Justice and remembrance

In Coke Studio too, violence that has taken over all our lives is made to be justified for better, imaginary tomorrow

The writer is a freelance journalist and an editorial consultant for The Express Tribune

Listening to Coke Studio’s “Rah-e-Haq kay Shaheedon” is an emotionally draining experience. It is an emotionally draining experience not because the words reach out to me, but because it is a stark reminder of the exploitation of our memories, a sustained exploitation of our collective grief. The song begins with a dedication to “those who sacrificed their todays for our tomorrows”. I am not sure who comes in the list of people who sacrificed their lives or when this tomorrow will come. The list of martyrs is an endless one, inclusive of women, men and children, inclusive of soldiers and thousands of civilians, inclusive of people from every social class and every religious group. And in their deaths we have only been worse; poorer and emptier.

Yet, we are told again and again about the importance of their ‘qurbani’, through the media, from the prime minister, from provincial government representatives, from the military. Again and again we are told it will get better, that it is for a greater purpose, that the ‘shahadat’ will be for a cause. And now in Coke Studio too, the violence that has taken over all our lives is made to be justified for a better, imaginary tomorrow. It adds to the systematic abuse and manipulation of our remembrance of violence. But this is more than just about Coke Studio, it is about how deeply the narrative of the greatness of (involuntary) sacrifice has seeped into every sphere of our lives. There is no justice in such remembrances. How can we speak for the dead or the half living who will spend the remainder of their lives mourning a child or a sibling? How do we tell them it will be worth it?

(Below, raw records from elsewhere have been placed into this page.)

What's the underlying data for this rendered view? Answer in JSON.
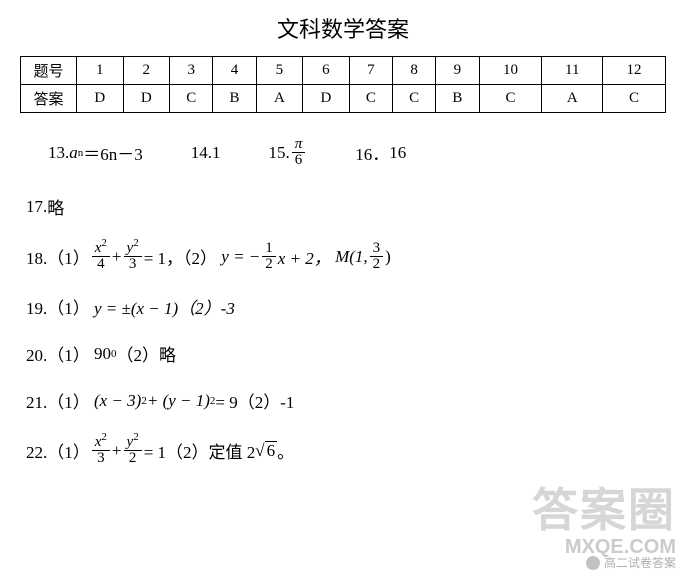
{
  "title": "文科数学答案",
  "table": {
    "row_header_1": "题号",
    "row_header_2": "答案",
    "nums": [
      "1",
      "2",
      "3",
      "4",
      "5",
      "6",
      "7",
      "8",
      "9",
      "10",
      "11",
      "12"
    ],
    "ans": [
      "D",
      "D",
      "C",
      "B",
      "A",
      "D",
      "C",
      "C",
      "B",
      "C",
      "A",
      "C"
    ]
  },
  "fill": {
    "q13_label": "13.",
    "q13_expr_lhs": "a",
    "q13_expr_sub": "n",
    "q13_expr_eq": "＝6n－3",
    "q14_label": "14.",
    "q14_val": "1",
    "q15_label": "15.",
    "q15_num": "π",
    "q15_den": "6",
    "q16_label": "16．",
    "q16_val": "16"
  },
  "q17": {
    "label": "17.",
    "text": "略"
  },
  "q18": {
    "label": "18.（1）",
    "t1_num": "x",
    "t1_den": "4",
    "plus": "+",
    "t2_num": "y",
    "t2_den": "3",
    "eq1": "= 1，（2）",
    "rhs_pre": "y = −",
    "rhs_num": "1",
    "rhs_den": "2",
    "rhs_post": "x + 2，",
    "m_pre": "M(1, ",
    "m_num": "3",
    "m_den": "2",
    "m_post": ")"
  },
  "q19": {
    "label": "19.（1）",
    "expr": "y = ±(x − 1)（2）-3"
  },
  "q20": {
    "label": "20.（1）",
    "expr_base": "90",
    "expr_sup": "0",
    "tail": "（2）略"
  },
  "q21": {
    "label": "21.（1）",
    "expr": "(x − 3)",
    "sup1": "2",
    "mid": " + (y − 1)",
    "sup2": "2",
    "tail": " = 9（2）-1"
  },
  "q22": {
    "label": "22.（1）",
    "t1_num": "x",
    "t1_den": "3",
    "plus": "+",
    "t2_num": "y",
    "t2_den": "2",
    "eq1": "= 1（2）定值 2",
    "sqrt": "6",
    "end": " 。"
  },
  "watermark": {
    "big": "答案圈",
    "site": "MXQE.COM",
    "small": "高二试卷答案"
  }
}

Our lives have long been reduced to the expectation of this imaginary tomorrow or illusions about our present. Days after the song was released, we lost a generation of lawyers in Quetta. The spaces left in their deaths will take decades to be filled and it will never be filled for the people who loved them. There will be no replacement for Amjad Sabri, he is gone and there is no other like him, just like there was no replacement for Hakeem Saeed or Saba Dashtiari or for Parween Rehman or Dr Ali Haider or for children who never got a chance at life. These are irreplaceable losses that no number of shahadats can replace. They are among the few names we remember, and the many thousand children, women and men, whose names we don’t.


The perpetual abuse of our grief is among the greatest reasons of our continued failings because we never care to realise what is lost. Our hope has been reduced to believing that at least people are expressing concern about an incident, at least they care, that at least tributes were paid to Amjad Sabri and thousands of people came to say their final farewell. We remember how strangers and friends cried for Sabeen as she left T2F for the last time, we remember the thousands gathered to mourn Sibte Jaffer, people who knew him and those who didn’t know him. How unfortunate is it, how unlucky are we that comfort is sought in the belief that at least there are mourners left. From the time this country emerged till today, the state has legitimised itself on the politicisation of our memories. This August, we celebrated the 69th year of our birth. It will be celebrated without a word of loss, without a sense of grief, without an understanding of trauma. How well we have been forced to forget and how quickly. And so we will celebrate our brutal past and the largest migration in history, we will never remember the millions who died, we will never remember the thousands who were raped, we only remember the triumphalism, the greatness of the ‘qurbani’, only the ‘azadi’ and not the ‘batwara’.

This state-sanctioned emotional abuse needs some expiry date now. It has gone for far too long. There is no glory in these deaths and certainly no glory in this violence. I don’t want my people to die, I don’t want my body identified in a pile of dead and I will certainly never want to ‘sacrifice’ anyone I love. Our tomorrows need to be filled with the living, not the dead.

Published in The Express Tribune, August 19th, 2016.